Array.prototype.getUnique = function(){
   var u = {}, a = [];
   for(var i = 0, l = this.length; i < l; ++i){
      if(u.hasOwnProperty(this[i])) {
         continue;
      }
      a.push(this[i]);
      u[this[i]] = 1;
   }
   return a;
}

then you can add a function that counts ocurrences of a string inside an array of strings:

function getOcurrencesInStrings(targetString, arrayOfStrings){
  var ocurrencesCount = 0;
  for(var i = 0, arrayOfStrings.length; i++){
    if(arrayOfStrings[i].indexOf(targetString) > -1){
      ocurrencesCount++;
    }
  }
  return ocurrencesCount;
}

then you just:

getOcurrencesInStrings('dots', initialArray.getUnique())
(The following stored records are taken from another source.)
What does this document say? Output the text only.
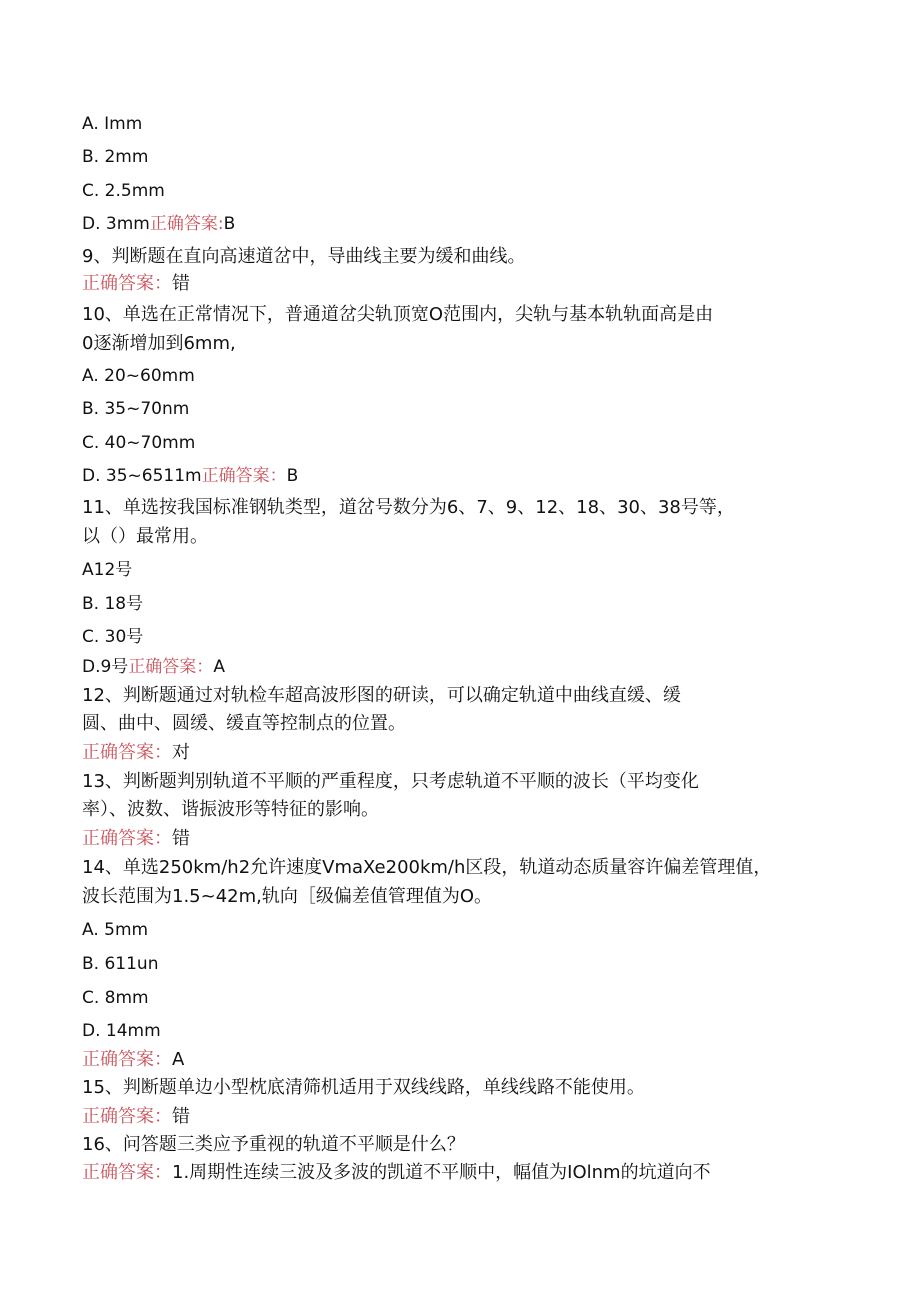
A. Imm
B. 2mm
C. 2.5mm
D. 3mm正确答案:B
9、判断题在直向高速道岔中，导曲线主要为缓和曲线。
正确答案：错
10、单选在正常情况下，普通道岔尖轨顶宽O范围内，尖轨与基本轨轨面高是由
0逐渐增加到6mm,
A. 20~60mm
B. 35~70nm
C. 40~70mm
D. 35~6511m正确答案：B
11、单选按我国标准钢轨类型，道岔号数分为6、7、9、12、18、30、38号等，
以（）最常用。
A12号
B. 18号
C. 30号
D.9号正确答案：A
12、判断题通过对轨检车超高波形图的研读，可以确定轨道中曲线直缓、缓
圆、曲中、圆缓、缓直等控制点的位置。
正确答案：对
13、判断题判别轨道不平顺的严重程度，只考虑轨道不平顺的波长（平均变化
率）、波数、谐振波形等特征的影响。
正确答案：错
14、单选250km∕h2允许速度VmaXe200km∕h区段，轨道动态质量容许偏差管理值，
波长范围为1.5~42m,轨向［级偏差值管理值为O。
A. 5mm
B. 611un
C. 8mm
D. 14mm
正确答案：A
15、判断题单边小型枕底清筛机适用于双线线路，单线线路不能使用。
正确答案：错
16、问答题三类应予重视的轨道不平顺是什么？
正确答案：1.周期性连续三波及多波的凯道不平顺中，幅值为IOlnm的坑道向不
This will return the number you want.

It's not the smallest piece of code, but It's highly reusable.

Upvotes: 0

Wikiti
Wikiti

Reputation: 1636

Try this something like this:

// Create a custom function
function countDots(array) {
  var count = 0;

  // Get and store each value, so they are not repeated if present.
  var uniq_array = [];
  array.forEach(function(value) {
    if(uniq_array.indexOf(value) == -1) {
      uniq_array.push(value);

      // Add one to count if 'dots' word is present.
      if(value.indexOf('dots') != -1) {
        count += 1;
      }
    }
  });

  return count;
}

// This will print '3' on console
console.log( countDots(['blue-dots', 'blue', 'red-dots', 'orange-dots', 'blue-dots']) );

Upvotes: 0

Fabricator
Fabricator

Reputation: 12782

One way is to store element as key of an object, then get the count of the keys:

var arr = ["blue-dots", "blue", "red-dots", "orange-dots", "blue-dots"];
console.log(Object.keys(arr.reduce(function(o, x) {
  if (x.indexOf('dots') != -1) {
    o[x] = true;
  }
  return o
}, {})).length)

Upvotes: 1

Serge Eremeev
Serge Eremeev

Reputation: 120

var count = 0,
    arr1 = [];    
for (var i = 0; i < arr.length; i++) {
    if (arr[i].indexOf('dots') !== -1) {
        if (arr1.indexOf(arr[i]) === -1) {
            count++;
            arr1.push(arr[i]);
        }
    }
 }

you check if a certain element contains 'dots', and if it does, you check if it is already in arr1, if not increment count and add element to arr1.